SSH batching matters. One SSH call with && chains is cheap; ten separate SSH calls (ssh ... cd, ssh ... build, ssh ... up, ...) trigger fail2ban after 10 minutes (we got banned from our own server once, couldn't SSH back in for hours). One SSH = no ban.

(Full setup in 8.3, just the relevant bit here):

# /etc/nginx/sites-enabled/your-mcp.conf
server {
    listen 443 ssl http2;
    server_name your-mcp.io;

    ssl_certificate     /etc/letsencrypt/live/your-mcp.io/fullchain.pem;
    ssl_certificate_key /etc/letsencrypt/live/your-mcp.io/privkey.pem;

    location / {
        proxy_pass         http://127.0.0.1:3000;
        proxy_http_version 1.1;
        proxy_set_header   Host              $host;
        proxy_set_header   X-Real-IP         $remote_addr;
        proxy_set_header   X-Forwarded-For   $proxy_add_x_forwarded_for;
        proxy_set_header   X-Forwarded-Proto $scheme;
        proxy_read_timeout 3600s;            # SSE streams
    }
}

proxy_read_timeout 3600s is the one non-default that matters.

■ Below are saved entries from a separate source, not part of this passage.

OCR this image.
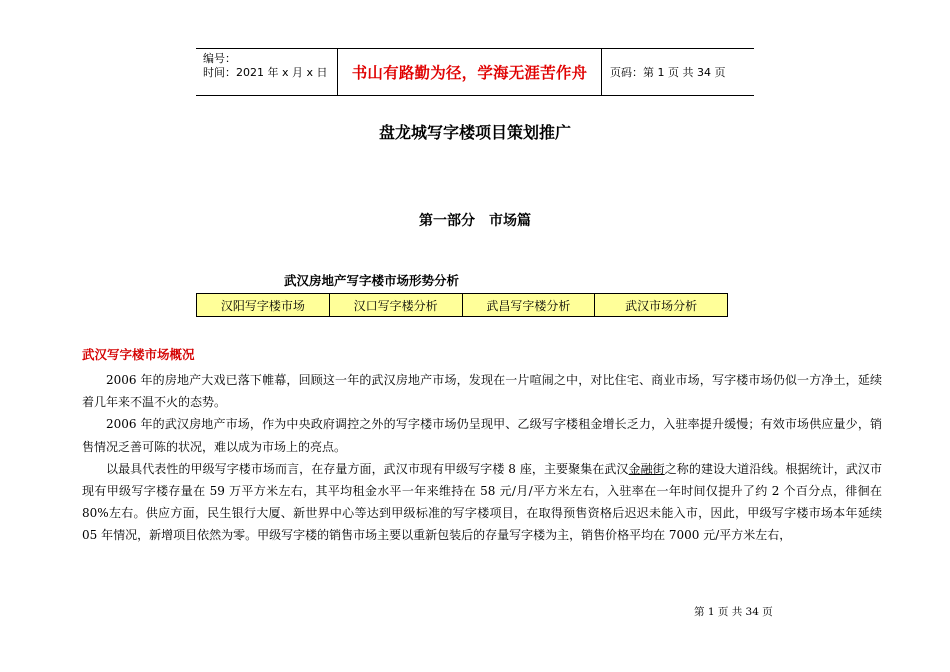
编号：
时间：2021 年 x 月 x 日	书山有路勤为径，学海无涯苦作舟	页码：第 1 页 共 34 页
盘龙城写字楼项目策划推广
第一部分 市场篇
武汉房地产写字楼市场形势分析
汉阳写字楼市场	汉口写字楼分析	武昌写字楼分析	武汉市场分析
武汉写字楼市场概况

2006 年的房地产大戏已落下帷幕，回顾这一年的武汉房地产市场，发现在一片喧闹之中，对比住宅、商业市场，写字楼市场仍似一方净土，延续着几年来不温不火的态势。

2006 年的武汉房地产市场，作为中央政府调控之外的写字楼市场仍呈现甲、乙级写字楼租金增长乏力，入驻率提升缓慢；有效市场供应量少，销售情况乏善可陈的状况，难以成为市场上的亮点。

以最具代表性的甲级写字楼市场而言，在存量方面，武汉市现有甲级写字楼 8 座，主要聚集在武汉金融街之称的建设大道沿线。根据统计，武汉市现有甲级写字楼存量在 59 万平方米左右，其平均租金水平一年来维持在 58 元/月/平方米左右，入驻率在一年时间仅提升了约 2 个百分点，徘徊在 80%左右。供应方面，民生银行大厦、新世界中心等达到甲级标准的写字楼项目，在取得预售资格后迟迟未能入市，因此，甲级写字楼市场本年延续 05 年情况，新增项目依然为零。甲级写字楼的销售市场主要以重新包装后的存量写字楼为主，销售价格平均在 7000 元/平方米左右，

第 1 页 共 34 页
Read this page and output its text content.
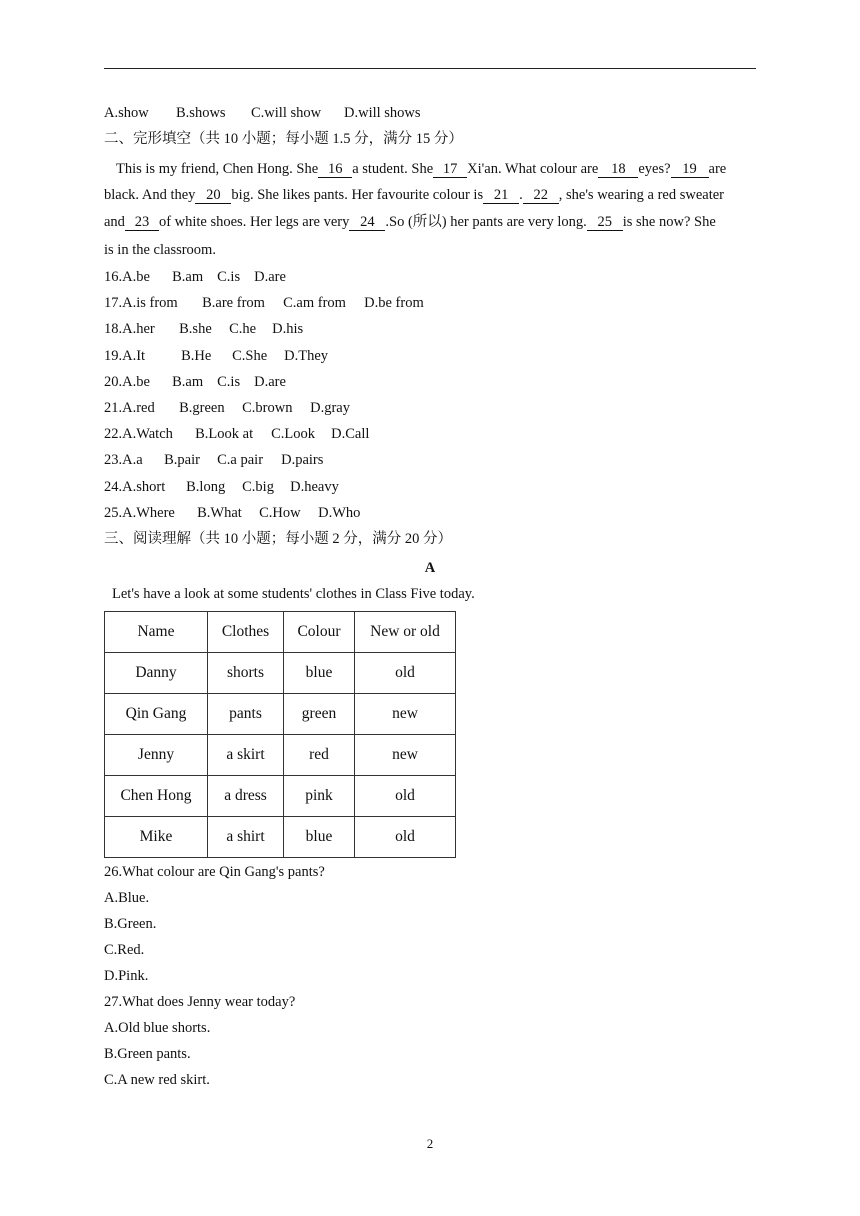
A.show B.shows C.will show D.will shows
二、完形填空（共 10 小题；每小题 1.5 分，满分 15 分）
This is my friend, Chen Hong. She 16 a student. She 17 Xi'an. What colour are 18 eyes? 19 are
black. And they 20 big. She likes pants. Her favourite colour is 21 . 22 , she's wearing a red sweater
and 23 of white shoes. Her legs are very 24 .So (所以) her pants are very long. 25 is she now? She
is in the classroom.
16.A.be B.am C.is D.are
17.A.is from B.are from C.am from D.be from
18.A.her B.she C.he D.his
19.A.It B.He C.She D.They
20.A.be B.am C.is D.are
21.A.red B.green C.brown D.gray
22.A.Watch B.Look at C.Look D.Call
23.A.a B.pair C.a pair D.pairs
24.A.short B.long C.big D.heavy
25.A.Where B.What C.How D.Who
三、阅读理解（共 10 小题；每小题 2 分，满分 20 分）
A
Let's have a look at some students' clothes in Class Five today.
Name	Clothes	Colour	New or old
Danny	shorts	blue	old
Qin Gang	pants	green	new
Jenny	a skirt	red	new
Chen Hong	a dress	pink	old
Mike	a shirt	blue	old
26.What colour are Qin Gang's pants?
A.Blue.
B.Green.
C.Red.
D.Pink.
27.What does Jenny wear today?
A.Old blue shorts.
B.Green pants.
C.A new red skirt.
2
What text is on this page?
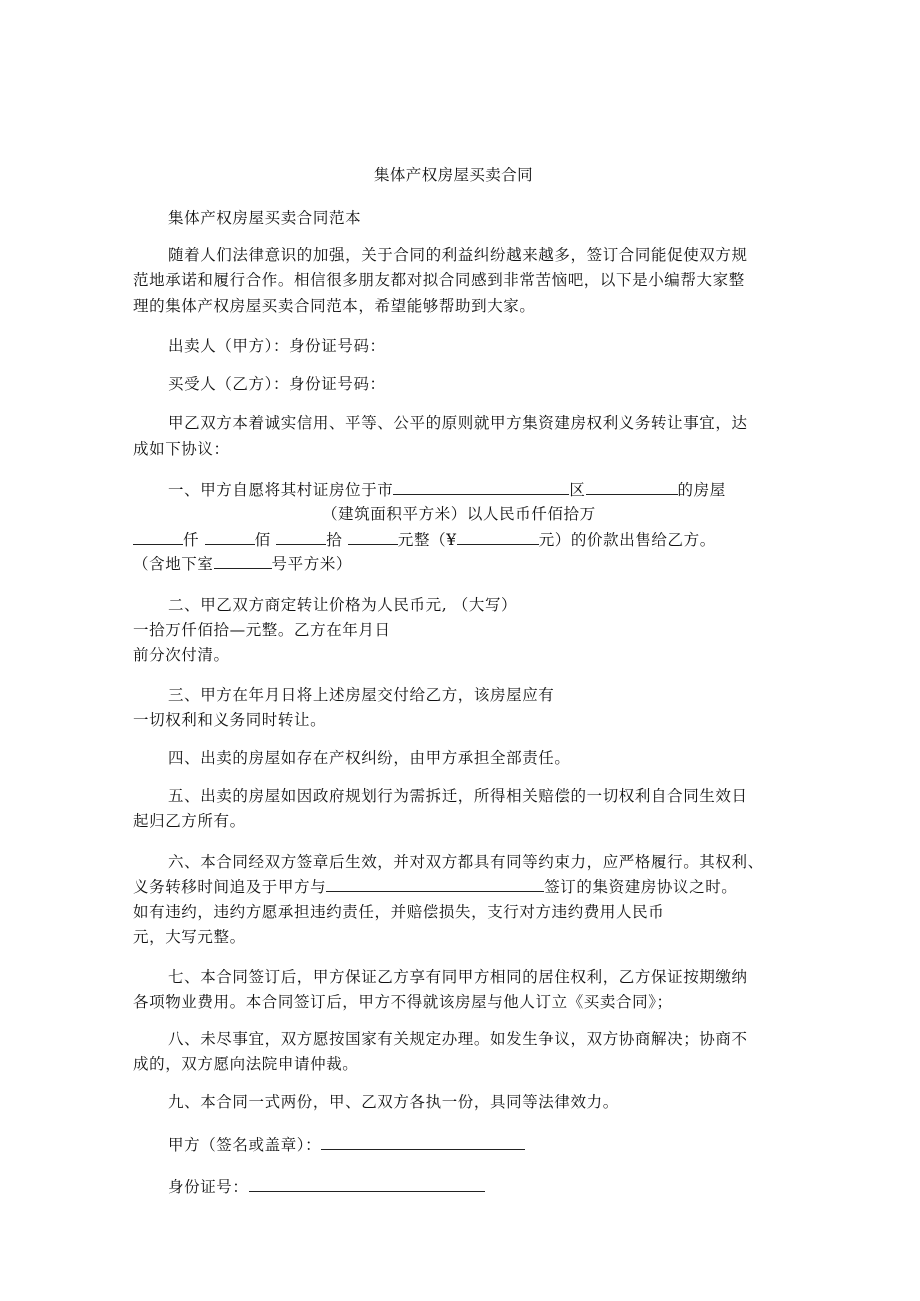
集体产权房屋买卖合同
集体产权房屋买卖合同范本
随着人们法律意识的加强，关于合同的利益纠纷越来越多，签订合同能促使双方规
范地承诺和履行合作。相信很多朋友都对拟合同感到非常苦恼吧，以下是小编帮大家整
理的集体产权房屋买卖合同范本，希望能够帮助到大家。
出卖人（甲方）：身份证号码：
买受人（乙方）：身份证号码：
甲乙双方本着诚实信用、平等、公平的原则就甲方集资建房权利义务转让事宜，达
成如下协议：
一、甲方自愿将其村证房位于市	区	的房屋
（建筑面积平方米）以人民币仟佰拾万
仟	佰	拾	元整（¥	元）的价款出售给乙方。
（含地下室	号平方米）
二、甲乙双方商定转让价格为人民币元, （大写）
一拾万仟佰拾—元整。乙方在年月日
前分次付清。
三、甲方在年月日将上述房屋交付给乙方，该房屋应有
一切权利和义务同时转让。
四、出卖的房屋如存在产权纠纷，由甲方承担全部责任。
五、出卖的房屋如因政府规划行为需拆迁，所得相关赔偿的一切权利自合同生效日
起归乙方所有。
六、本合同经双方签章后生效，并对双方都具有同等约束力，应严格履行。其权利、
义务转移时间追及于甲方与	签订的集资建房协议之时。
如有违约，违约方愿承担违约责任，并赔偿损失，支行对方违约费用人民币
元，大写元整。
七、本合同签订后，甲方保证乙方享有同甲方相同的居住权利，乙方保证按期缴纳
各项物业费用。本合同签订后，甲方不得就该房屋与他人订立《买卖合同》；
八、未尽事宜，双方愿按国家有关规定办理。如发生争议，双方协商解决；协商不
成的，双方愿向法院申请仲裁。
九、本合同一式两份，甲、乙双方各执一份，具同等法律效力。
甲方（签名或盖章）：
身份证号：
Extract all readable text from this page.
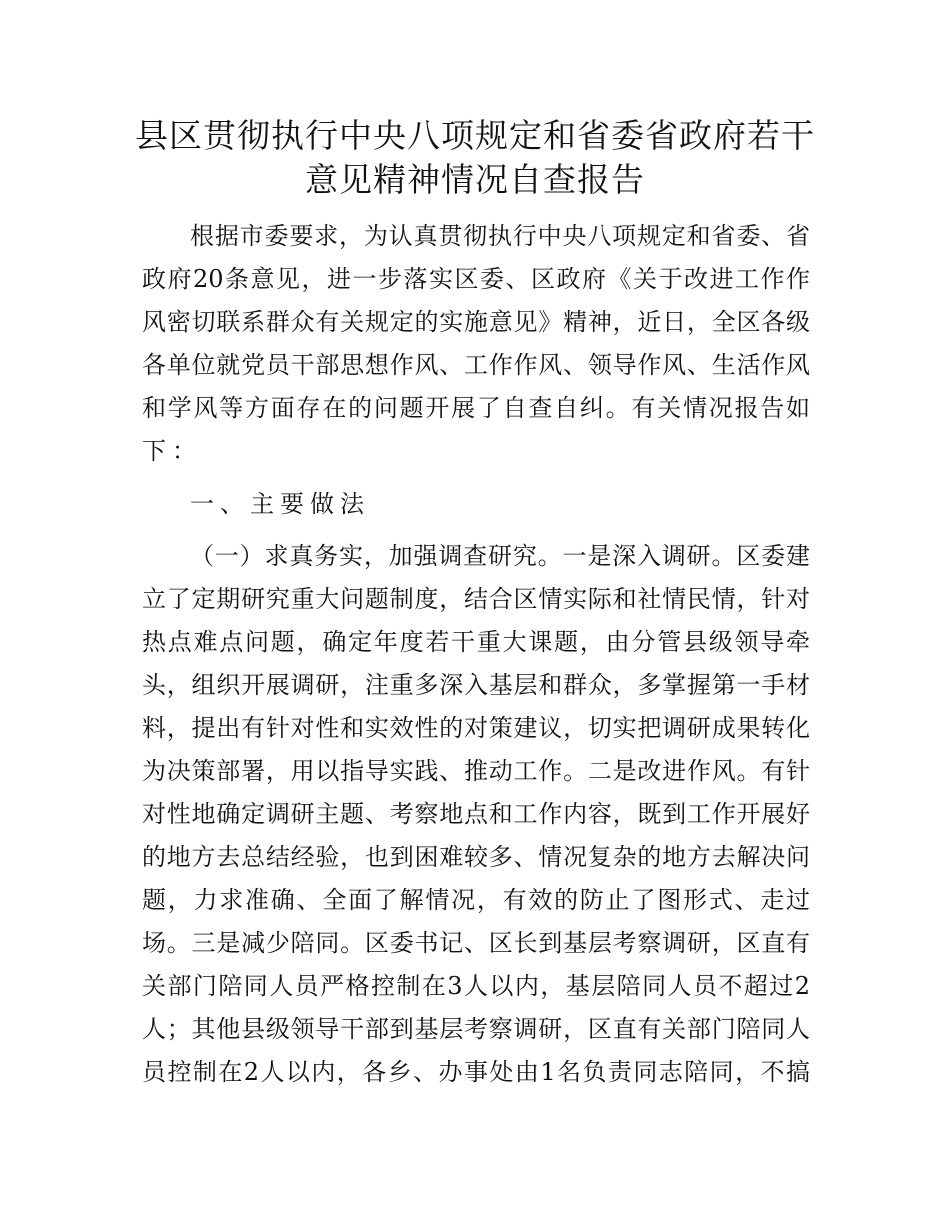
县区贯彻执行中央八项规定和省委省政府若干
意见精神情况自查报告
根据市委要求，为认真贯彻执行中央八项规定和省委、省
政府20条意见，进一步落实区委、区政府《关于改进工作作
风密切联系群众有关规定的实施意见》精神，近日，全区各级
各单位就党员干部思想作风、工作作风、领导作风、生活作风
和学风等方面存在的问题开展了自查自纠。有关情况报告如
下：
一、主要做法
（一）求真务实，加强调查研究。一是深入调研。区委建
立了定期研究重大问题制度，结合区情实际和社情民情，针对
热点难点问题，确定年度若干重大课题，由分管县级领导牵
头，组织开展调研，注重多深入基层和群众，多掌握第一手材
料，提出有针对性和实效性的对策建议，切实把调研成果转化
为决策部署，用以指导实践、推动工作。二是改进作风。有针
对性地确定调研主题、考察地点和工作内容，既到工作开展好
的地方去总结经验，也到困难较多、情况复杂的地方去解决问
题，力求准确、全面了解情况，有效的防止了图形式、走过
场。三是减少陪同。区委书记、区长到基层考察调研，区直有
关部门陪同人员严格控制在3人以内，基层陪同人员不超过2
人；其他县级领导干部到基层考察调研，区直有关部门陪同人
员控制在2人以内，各乡、办事处由1名负责同志陪同，不搞
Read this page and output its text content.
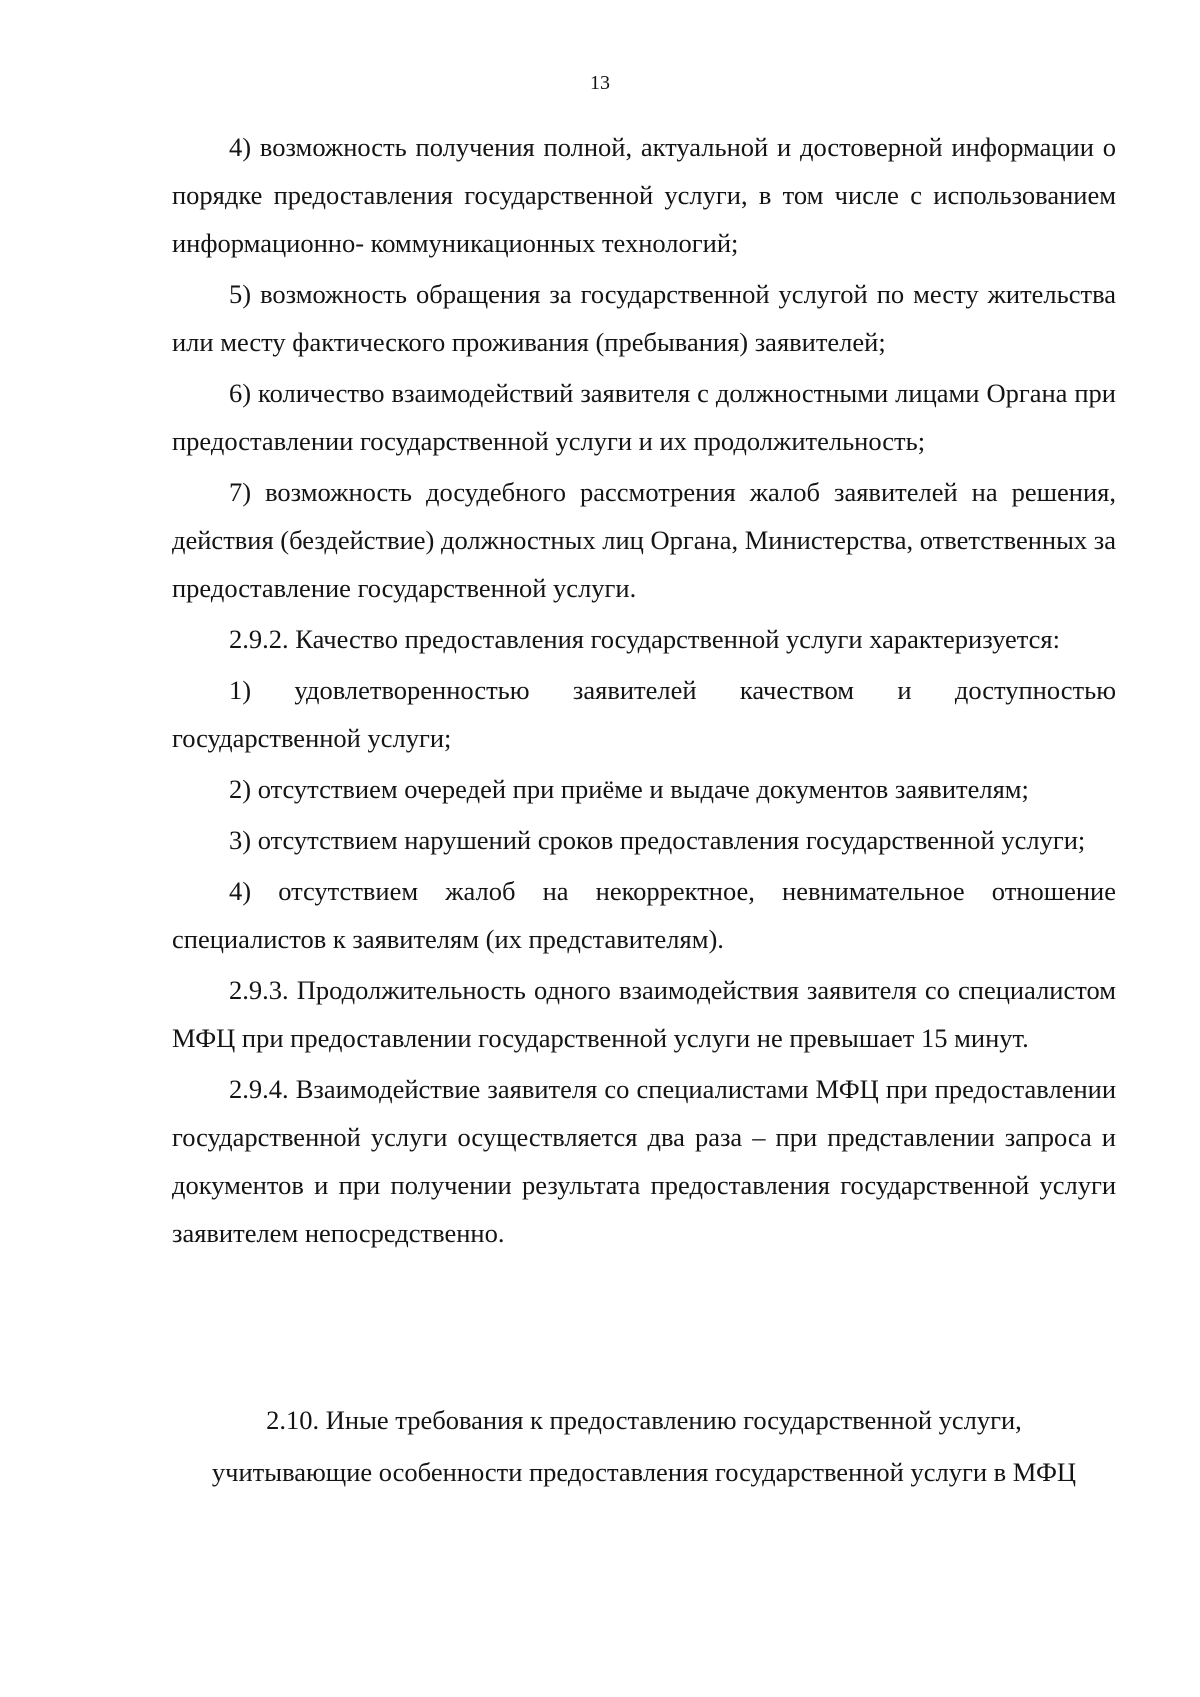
13

4) возможность получения полной, актуальной и достоверной информации о порядке предоставления государственной услуги, в том числе с использованием информационно- коммуникационных технологий;

5) возможность обращения за государственной услугой по месту жительства или месту фактического проживания (пребывания) заявителей;

6) количество взаимодействий заявителя с должностными лицами Органа при предоставлении государственной услуги и их продолжительность;

7) возможность досудебного рассмотрения жалоб заявителей на решения, действия (бездействие) должностных лиц Органа, Министерства, ответственных за предоставление государственной услуги.

2.9.2. Качество предоставления государственной услуги характеризуется:

1) удовлетворенностью заявителей качеством и доступностью государственной услуги;

2) отсутствием очередей при приёме и выдаче документов заявителям;

3) отсутствием нарушений сроков предоставления государственной услуги;

4) отсутствием жалоб на некорректное, невнимательное отношение специалистов к заявителям (их представителям).

2.9.3. Продолжительность одного взаимодействия заявителя со специалистом МФЦ при предоставлении государственной услуги не превышает 15 минут.

2.9.4. Взаимодействие заявителя со специалистами МФЦ при предоставлении государственной услуги осуществляется два раза – при представлении запроса и документов и при получении результата предоставления государственной услуги заявителем непосредственно.

2.10. Иные требования к предоставлению государственной услуги,
учитывающие особенности предоставления государственной услуги в МФЦ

MCP Streamable HTTP holds connections open for SSE responses, default 60s timeout would cut them off mid-stream.

Run academy_validate_step. The validator checks package.json is wired. For the deploy itself:

ssh $REMOTE 'docker ps --filter name=my-mcp'
# → my-mcp   Up 2 minutes (healthy)

curl -s https://your-mcp.io/health
# → {"status":"ok","version":"1.0.0",...}

(healthy) in the docker ps output means the healthcheck passed. If it says (unhealthy) or (starting) for more than 30 seconds, check logs:

ssh $REMOTE 'docker compose -f /opt/my-mcp/docker-compose.yml logs my-mcp --tail=50'

Common traps

• restart doesn't reload .env, always use --force-recreate after env changes.
• No healthcheck. Docker can't restart a hung container. Always add one.
• Healthcheck uses curl, node:22-slim doesn't have curl. Use node -e fetch(...).
• Multiple SSH calls, fail2ban will ban you. Batch with one SSH + &&.
• network_mode: host + HOST=0.0.0.0, accidental public exposure. Set HOST=127.0.0.1.
• Forgetting proxy_read_timeout on nginx. SSE responses cut off at 60s.
• No log rotation. JSON-file logs eat disk. Set max-size: 10m, max-file: 3.
• Building on the production server, slow + uses prod CPU. Build locally, rsync the dist, build the image on prod (Docker layers cache).

What good looks like

One docker-compose.yml, one Dockerfile, one deploy.sh. Deploy is ./deploy.sh from your laptop, ~30 seconds total, container (healthy) in 10 seconds, external health URL returns 200. nginx reverse-proxy with HTTPS. No env-file confusion because the deploy script always uses --force-recreate.

If you find yourself SSH-ing into the production server to debug a deploy, something in the script is wrong, fix the script, not the server.